You should see something along the lines of:

"/net/pupilx/home/people/student_id/projects/r_for_bio_data_science"

So, when we read the puromycin.tsv-file using the path data/puromycin.tsv, we specify, that R should look for the file puromycin.tsv in the data folder. So why did we not have to specify /net/pupilx/home/people/student_id/projects/r_for_bio_data_science? Well indeed, we could have specified the full location of the puromycin.tsv-file, which would be:

"/net/pupilx/home/people/student_id/projects/r_for_bio_data_science/data/puromycin.tsv"

This is called the absolute path and here you should note, that it begins with a /. But let us say, that we had indeed in our code stated:

my_data <- read.table(file = "/net/pupilx/home/people/student_id/projects/r_for_bio_data_science/data/puromycin.tsv")
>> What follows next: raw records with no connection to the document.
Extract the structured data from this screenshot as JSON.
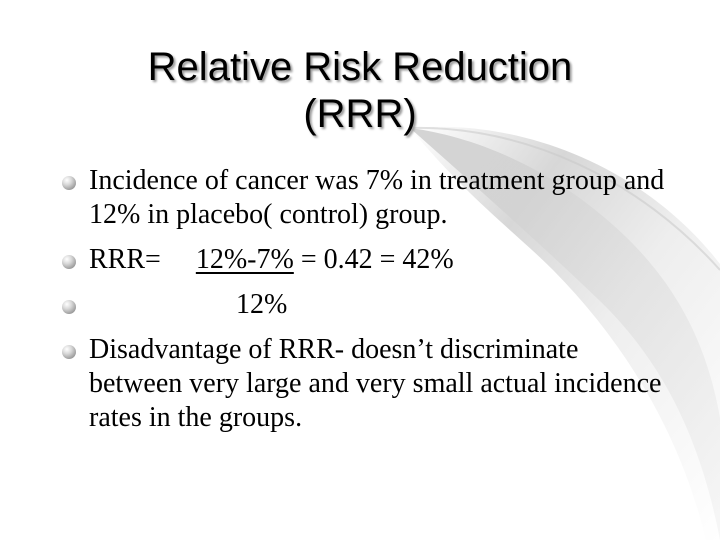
{
  "title": {
    "line1": "Relative Risk Reduction",
    "line2": "(RRR)"
  },
  "bullets": [
    {
      "text": "Incidence of cancer was 7% in treatment group and 12% in placebo( control) group."
    },
    {
      "prefix": "RRR=",
      "numerator": "12%-7%",
      "result": " = 0.42 = 42%"
    },
    {
      "denominator": "12%"
    },
    {
      "text": "Disadvantage of RRR- doesn’t discriminate between very large and very small actual incidence rates in the groups."
    }
  ]
}
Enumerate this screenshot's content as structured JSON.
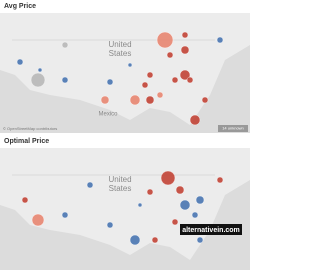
{
  "panels": [
    {
      "title": "Avg Price",
      "labels": {
        "country": [
          "United",
          "States"
        ],
        "mexico": "Mexico"
      },
      "attribution": "© OpenStreetMap contributors",
      "badge": "14 unknown"
    },
    {
      "title": "Optimal Price",
      "labels": {
        "country": [
          "United",
          "States"
        ]
      }
    }
  ],
  "watermark": "alternativein.com"
}
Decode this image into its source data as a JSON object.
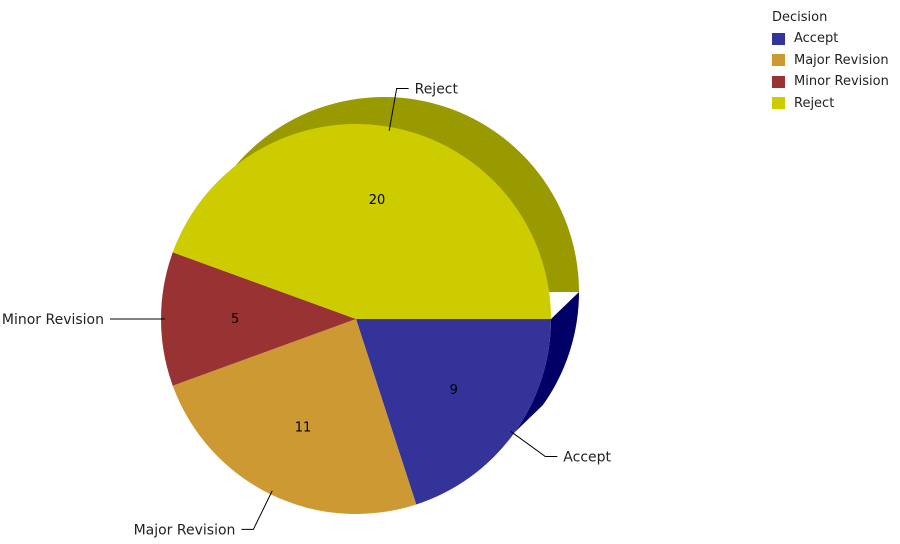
{
  "chart_data": {
    "type": "pie",
    "legend_title": "Decision",
    "legend_position": "top-right",
    "categories": [
      "Accept",
      "Major Revision",
      "Minor Revision",
      "Reject"
    ],
    "values": [
      9,
      11,
      5,
      20
    ],
    "colors": [
      "#333399",
      "#CC9933",
      "#993333",
      "#CCCC00"
    ],
    "side_colors": [
      "#000066",
      "#996600",
      "#660000",
      "#999900"
    ]
  }
}
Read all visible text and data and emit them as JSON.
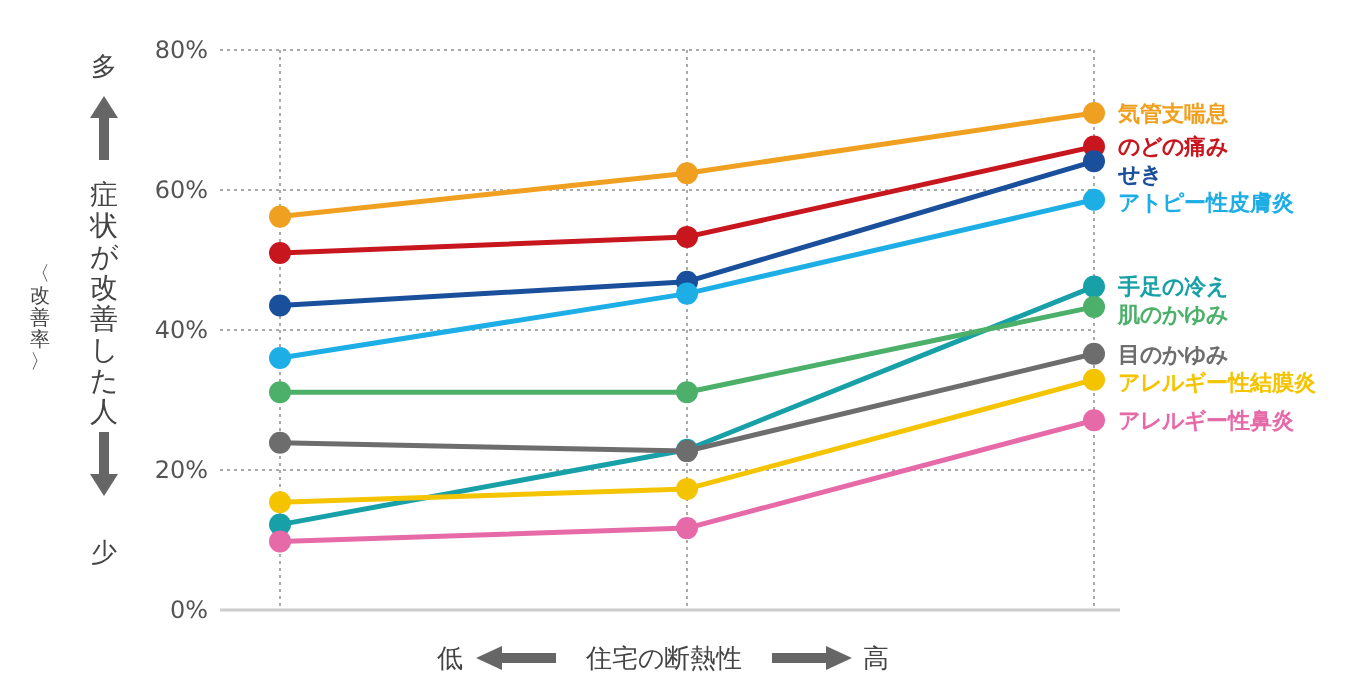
{
  "chart_data": {
    "type": "line",
    "xlabel": "住宅の断熱性",
    "ylabel": "症状が改善した人",
    "categories": [
      null,
      null,
      null
    ],
    "ylim": [
      0,
      80
    ],
    "yticks": [
      {
        "value": 0,
        "label": "0%"
      },
      {
        "value": 20,
        "label": "20%"
      },
      {
        "value": 40,
        "label": "40%"
      },
      {
        "value": 60,
        "label": "60%"
      },
      {
        "value": 80,
        "label": "80%"
      }
    ],
    "grid": true,
    "marker": "circle",
    "annotations": [
      "〈改善率〉",
      "多",
      "少",
      "低",
      "高"
    ],
    "series": [
      {
        "name": "気管支喘息",
        "color": "#f0a020",
        "values": [
          56.2,
          62.4,
          71.0
        ]
      },
      {
        "name": "のどの痛み",
        "color": "#c8161e",
        "values": [
          51.0,
          53.3,
          66.2
        ]
      },
      {
        "name": "せき",
        "color": "#1a4f9c",
        "values": [
          43.5,
          46.9,
          64.1
        ]
      },
      {
        "name": "アトピー性皮膚炎",
        "color": "#1eaee6",
        "values": [
          36.0,
          45.2,
          58.6
        ]
      },
      {
        "name": "手足の冷え",
        "color": "#17a0a8",
        "values": [
          12.2,
          22.9,
          46.2
        ]
      },
      {
        "name": "肌のかゆみ",
        "color": "#4cb06a",
        "values": [
          31.1,
          31.1,
          43.3
        ]
      },
      {
        "name": "目のかゆみ",
        "color": "#6d6d6d",
        "values": [
          23.9,
          22.7,
          36.6
        ]
      },
      {
        "name": "アレルギー性結膜炎",
        "color": "#f5c400",
        "values": [
          15.4,
          17.3,
          32.9
        ]
      },
      {
        "name": "アレルギー性鼻炎",
        "color": "#e66aa8",
        "values": [
          9.8,
          11.7,
          27.1
        ]
      }
    ]
  }
}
Then that would work… On OUR computer. If we were to share our code to a colleague or a collaborator, then that would not work, because that person would have a different path, e.g. a different student_id. The code would break! Imagine that you have thousands of line of code with hundreds of absolute paths - You would spend hours-and-hours on fixing all the absolute paths, so they matched that particular computer. Then every time we would want to share the analysis project, we would have to redo this tedious proces!

This is why we work in RStudio Projects! RStudio Projects allows us to specifiy where everything is located relative to where the .Rproj-file is. So in our case, the r_for_bio_data_science.Rproj-file is located in the same place as the data-folder, namely in the folder containing our entire project, the r_for_bio_data_science-folder, which in turn is located in the projects-folder.
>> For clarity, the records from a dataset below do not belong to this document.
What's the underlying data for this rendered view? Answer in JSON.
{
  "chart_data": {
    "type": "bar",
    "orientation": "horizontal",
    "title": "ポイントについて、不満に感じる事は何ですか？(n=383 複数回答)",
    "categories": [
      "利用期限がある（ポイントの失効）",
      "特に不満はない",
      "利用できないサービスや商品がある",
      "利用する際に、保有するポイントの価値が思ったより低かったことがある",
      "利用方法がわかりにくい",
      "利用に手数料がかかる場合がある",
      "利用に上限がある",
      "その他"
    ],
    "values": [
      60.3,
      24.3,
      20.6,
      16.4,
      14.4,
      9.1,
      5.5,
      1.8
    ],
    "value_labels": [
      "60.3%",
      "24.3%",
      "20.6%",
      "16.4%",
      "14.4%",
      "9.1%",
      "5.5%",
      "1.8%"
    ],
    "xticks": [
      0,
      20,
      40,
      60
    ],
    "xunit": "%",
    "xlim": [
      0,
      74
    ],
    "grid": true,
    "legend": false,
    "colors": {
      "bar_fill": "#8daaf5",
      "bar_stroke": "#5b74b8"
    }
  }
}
This means, that all paths in the analysis project, can be stated relative to the location of the .Rproj-file and hence we have relative paths, meaning that anyone can receive the project and run it straight-out-of-the-box!
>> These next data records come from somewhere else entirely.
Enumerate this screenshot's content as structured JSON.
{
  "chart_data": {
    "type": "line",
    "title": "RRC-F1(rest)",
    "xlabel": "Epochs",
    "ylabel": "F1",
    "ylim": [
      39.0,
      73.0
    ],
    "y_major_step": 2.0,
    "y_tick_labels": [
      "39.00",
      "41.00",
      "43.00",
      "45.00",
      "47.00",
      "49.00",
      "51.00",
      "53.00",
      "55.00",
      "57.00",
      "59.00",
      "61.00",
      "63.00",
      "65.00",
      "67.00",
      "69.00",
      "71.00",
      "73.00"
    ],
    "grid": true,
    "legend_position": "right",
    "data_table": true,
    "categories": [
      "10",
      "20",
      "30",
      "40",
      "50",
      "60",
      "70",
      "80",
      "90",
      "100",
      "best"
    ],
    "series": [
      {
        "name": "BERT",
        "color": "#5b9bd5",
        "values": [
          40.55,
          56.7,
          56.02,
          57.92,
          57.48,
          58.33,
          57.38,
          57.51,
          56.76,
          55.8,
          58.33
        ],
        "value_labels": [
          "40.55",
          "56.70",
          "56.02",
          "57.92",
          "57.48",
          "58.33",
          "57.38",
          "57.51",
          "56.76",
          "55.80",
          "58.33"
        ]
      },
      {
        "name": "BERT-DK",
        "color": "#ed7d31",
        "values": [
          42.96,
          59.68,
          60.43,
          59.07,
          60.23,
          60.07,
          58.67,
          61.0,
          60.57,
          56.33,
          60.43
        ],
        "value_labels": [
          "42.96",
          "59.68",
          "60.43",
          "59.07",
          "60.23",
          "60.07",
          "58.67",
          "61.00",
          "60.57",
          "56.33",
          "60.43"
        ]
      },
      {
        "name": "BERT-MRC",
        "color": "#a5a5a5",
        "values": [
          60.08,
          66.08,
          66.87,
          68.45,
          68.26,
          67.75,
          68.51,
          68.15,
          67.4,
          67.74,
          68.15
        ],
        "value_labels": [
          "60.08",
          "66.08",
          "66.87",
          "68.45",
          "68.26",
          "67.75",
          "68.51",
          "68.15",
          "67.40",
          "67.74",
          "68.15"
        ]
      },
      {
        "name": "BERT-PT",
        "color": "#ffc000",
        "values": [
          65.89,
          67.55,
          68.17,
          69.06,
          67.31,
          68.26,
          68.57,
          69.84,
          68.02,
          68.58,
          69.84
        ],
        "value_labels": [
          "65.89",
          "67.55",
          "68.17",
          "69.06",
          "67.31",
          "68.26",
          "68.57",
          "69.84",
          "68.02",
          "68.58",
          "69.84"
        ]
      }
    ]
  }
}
Working in Multiple Projects

Now, we did add that plural s, when we created the projects-folder. When you have completed this course, perhaps you want to attend the “Introduction to Systems Biology”-course. In that case, we would setup a new project, so use the Files-pane to navigate to the projects-folder:

Then, we simply repeat the proces: Click r_for_bio_data_science in the upper right corner and from here select New Project.... Now you will se a dialogue window open, i.e. RStudio requires input from you:

Click New Directory and you should see:

Click New Project:

In the Directory name:, enter e.g. introduction_to_systems_biology:

and then click Create Project. Now, you should see:

Now, note how you now see Home > projects > introduction_to_systems_biology, meaning that you are now in your Home and then in your folder containing projects, one of which is your introduction_to_systems_biology project.

Click .. and you will see:

This is now your two project folders and you can add others, such as yet another course or e.g. special_course, bachelor_thesis or master_thesis.

Now, we can easily switch between different projects. In the upper right corner you will see, that you are currently in the introduction_to_systems_biology project, meaning that R will look for all files relative to the introduction_to_systems_biology.Rproj-file. Naturally, we would want to switch back to the project, we created for the “R for Bio Data Science”-course. To do this, we simply click introduction_to_systems_biology and if you look at the drop-down menu, you should see r_for_bio_data_science - Click it! Notice how R automatically restarts and you are moved to the correct folder for this project.

Learning Objectives

If you made it this far, you should now be able to:

  • Navigate the RStudio IDE in context of folders and projects
  • Create a new project
  • Create a new folder
  • Read and write data files from relative paths
  • Work in and switch between different projects
  • Explain the difference between a folder, a data file and a Rproj-file
  • Explain the difference between absolute and relative paths
  • Explain why RStudio Projects are an essential part of doing reproducible bio data science

Epilogue

That’s all folks! I hope this cleared up some things - Please feel free to revisit this chapter, as needed!

Remember - Have fun! No one ever got really good at something they didn’t think was fun!